A herd of little Americas running around in the Arabian sandbox
Before I get back to hyperbolating (new word!) about the alien devastation, Spielberg reeked on my mind yesterday, I'd like to point to this insightful commentary from everyone's favorite (well, except James Wolcott) stew of conservative yucking, The Corner. This is what John Derbyshire worries about regarding the President's attitude towards Iraq:
It is one part of the fundamental American creed that any person can be made into an American. With some basic exclusions -- "any person" should not be a drug addict, an ax murderer, a committed Marxist-Leninist, or a suicide bomber -- this is true. It's only true at the individual level, which is the level at which we do most of our thinking -- we are individualists. Ship, say, 300 million Chinese peasants to the USA, and the nation would be radically transformed... but so far I have heard of no plans by the Bush administration to do that.Now, I didn't get to hear the speech on account of some tremendous, earthshaking conflicts that threatened my very existence (I forgot, and then fell asleep), but think Mr. Derbyshire's statement rings true even without Bush's most recent words.

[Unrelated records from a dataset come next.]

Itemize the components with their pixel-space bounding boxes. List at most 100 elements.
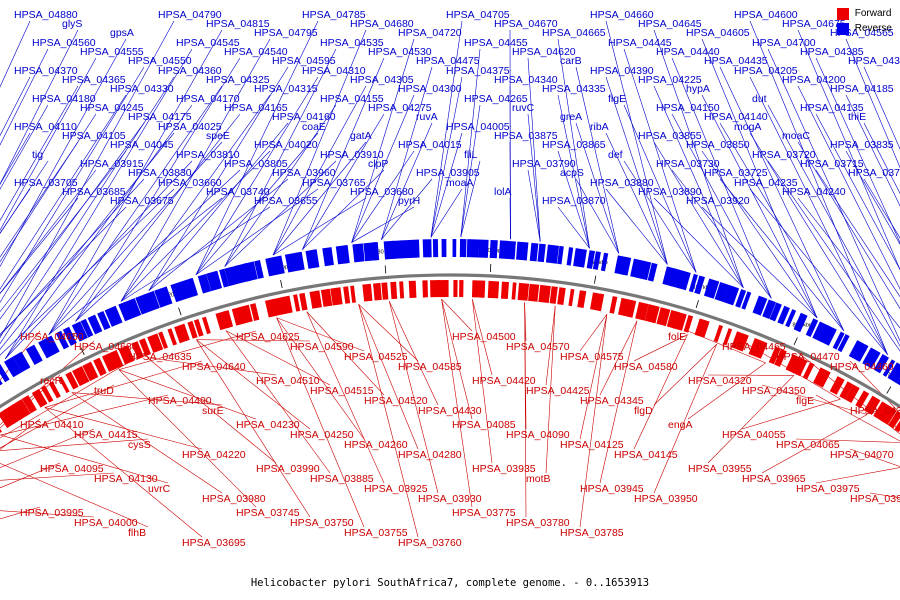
reverse-leader-line [557, 206, 590, 249]
reverse-gene-label: HPSA_04245 [80, 102, 144, 114]
reverse-leader-line [224, 104, 337, 267]
scale-tick-label: 880 kbp [374, 250, 394, 256]
reverse-leader-line [302, 113, 385, 250]
forward-gene-feature [320, 288, 333, 307]
reverse-leader-line [623, 104, 697, 273]
reverse-leader-line [797, 85, 900, 290]
reverse-gene-feature [342, 245, 349, 264]
reverse-leader-line [719, 66, 845, 332]
forward-gene-label: HPSA_04410 [20, 419, 84, 431]
reverse-gene-label: HPSA_04785 [302, 9, 366, 21]
forward-gene-label: HPSA_04490 [148, 395, 212, 407]
reverse-gene-label: HPSA_03870 [542, 195, 606, 207]
reverse-leader-line [224, 48, 337, 267]
reverse-gene-label: def [608, 149, 623, 161]
reverse-gene-feature [452, 239, 457, 258]
backbone-path [0, 273, 900, 409]
reverse-gene-label: HPSA_03865 [542, 139, 606, 151]
forward-gene-label: HPSA_03750 [290, 517, 354, 529]
forward-gene-label: HPSA_04345 [580, 395, 644, 407]
forward-gene-label: HPSA_04250 [290, 429, 354, 441]
reverse-gene-feature [422, 239, 432, 258]
reverse-gene-label: flgE [608, 93, 626, 105]
forward-gene-feature [656, 307, 671, 327]
reverse-gene-feature [639, 260, 652, 281]
reverse-gene-label: HPSA_04680 [350, 18, 414, 30]
forward-gene-label: HPSA_03925 [364, 483, 428, 495]
forward-gene-label: flgD [634, 405, 653, 417]
reverse-leader-line [0, 48, 49, 146]
forward-leader-line [276, 317, 365, 440]
forward-leader-line [196, 339, 311, 342]
forward-gene-feature [108, 349, 124, 370]
forward-leader-line [761, 414, 868, 474]
forward-leader-line [0, 438, 149, 451]
reverse-leader-line [863, 66, 900, 150]
forward-gene-feature [72, 366, 90, 387]
forward-gene-label: HPSA_04065 [776, 439, 840, 451]
reverse-leader-line [623, 48, 697, 273]
forward-leader-line [306, 311, 385, 484]
reverse-leader-line [75, 169, 241, 322]
forward-gene-feature [241, 304, 253, 323]
forward-gene-feature [791, 356, 808, 377]
reverse-leader-line [557, 38, 590, 249]
reverse-leader-line [224, 160, 337, 267]
reverse-leader-line [120, 94, 271, 302]
reverse-gene-label: HPSA_04605 [686, 27, 750, 39]
forward-leader-line [276, 317, 365, 352]
reverse-gene-label: HPSA_04165 [224, 102, 288, 114]
reverse-leader-line [0, 150, 127, 313]
reverse-gene-label: ruvA [416, 111, 438, 123]
reverse-gene-label: mogA [734, 121, 761, 133]
reverse-leader-line [653, 29, 744, 288]
forward-gene-feature [362, 283, 373, 302]
reverse-gene-feature [135, 294, 152, 315]
reverse-gene-feature [4, 356, 22, 378]
scale-tick [384, 265, 387, 274]
reverse-gene-feature [762, 299, 776, 319]
legend-reverse-label: Reverse [854, 23, 892, 34]
reverse-gene-feature [793, 312, 808, 333]
scale-tick [793, 337, 798, 345]
reverse-gene-label: HPSA_04310 [302, 65, 366, 77]
forward-gene-feature [873, 401, 893, 422]
reverse-leader-line [0, 206, 127, 335]
forward-gene-label: HPSA_04625 [236, 331, 300, 343]
forward-leader-line [0, 330, 41, 381]
forward-leader-line [524, 302, 527, 518]
reverse-leader-line [0, 85, 79, 222]
reverse-leader-line [351, 94, 415, 243]
reverse-leader-line [381, 66, 433, 240]
reverse-gene-label: moaA [446, 177, 473, 189]
forward-leader-line [196, 339, 311, 518]
reverse-gene-label: HPSA_04140 [704, 111, 768, 123]
reverse-gene-feature [516, 241, 529, 261]
forward-gene-feature [517, 282, 530, 301]
reverse-gene-feature [735, 289, 747, 308]
reverse-gene-label: HPSA_04360 [158, 65, 222, 77]
reverse-leader-line [381, 178, 433, 240]
forward-gene-label: HPSA_03985 [850, 493, 900, 505]
reverse-gene-label: thiE [848, 111, 866, 123]
reverse-gene-label: HPSA_03960 [272, 167, 336, 179]
forward-gene-feature [894, 420, 900, 433]
forward-gene-feature [453, 280, 458, 298]
forward-gene-feature [422, 280, 428, 298]
reverse-gene-label: HPSA_04175 [128, 111, 192, 123]
reverse-gene-label: HPSA_04275 [368, 102, 432, 114]
forward-gene-label: HPSA_04130 [94, 473, 158, 485]
forward-gene-feature [635, 301, 649, 321]
reverse-gene-label: HPSA_03660 [158, 177, 222, 189]
forward-leader-line [44, 407, 203, 450]
reverse-leader-line [148, 178, 289, 291]
forward-gene-feature [309, 290, 322, 309]
map-caption: Helicobacter pylori SouthAfrica7, comple… [250, 577, 650, 589]
forward-gene-label: HPSA_04460 [830, 361, 894, 373]
forward-gene-feature [293, 294, 301, 312]
forward-gene-feature [101, 353, 116, 372]
forward-leader-line [118, 369, 257, 420]
reverse-gene-label: hypA [686, 83, 710, 95]
reverse-gene-feature [159, 286, 173, 306]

It does not, however, follow that every nation can be made into America. Yet this seems to be what the President believes, unless (which I don't think is the case) he is an extraordinarily good actor. George W. Bush has completely internalized the multi-culti creed: Not only are all human beings broadly the same (true), but all human societies are broadly the same (false), or can be made so by spending some money and shipping in some management consultants and systems analysts (false, false, false).
Many of the neocon set have blundered into thinking that with a little bit of spit and polish, the U.S. can march into a country and turn it upside down with a little bit of determination and stick-to-itiveness. But producing a free-thinking Western style democracy is not the product of just a little more elbow grease; it's the result of decades, if not centuries, of cultural attunement.
Think of slavery. The racial bias it created is something we're still dealing with 150 years after the fact. Niether Iraq nor its Arab counterparts are not going to become America II without lifetimes of patience and cultural refinement. America wasn't built in a day, and two hundred years later, it's clearly still developing. Let's hope our leaders will have the foresight and patience not to expect anything more from Iraq.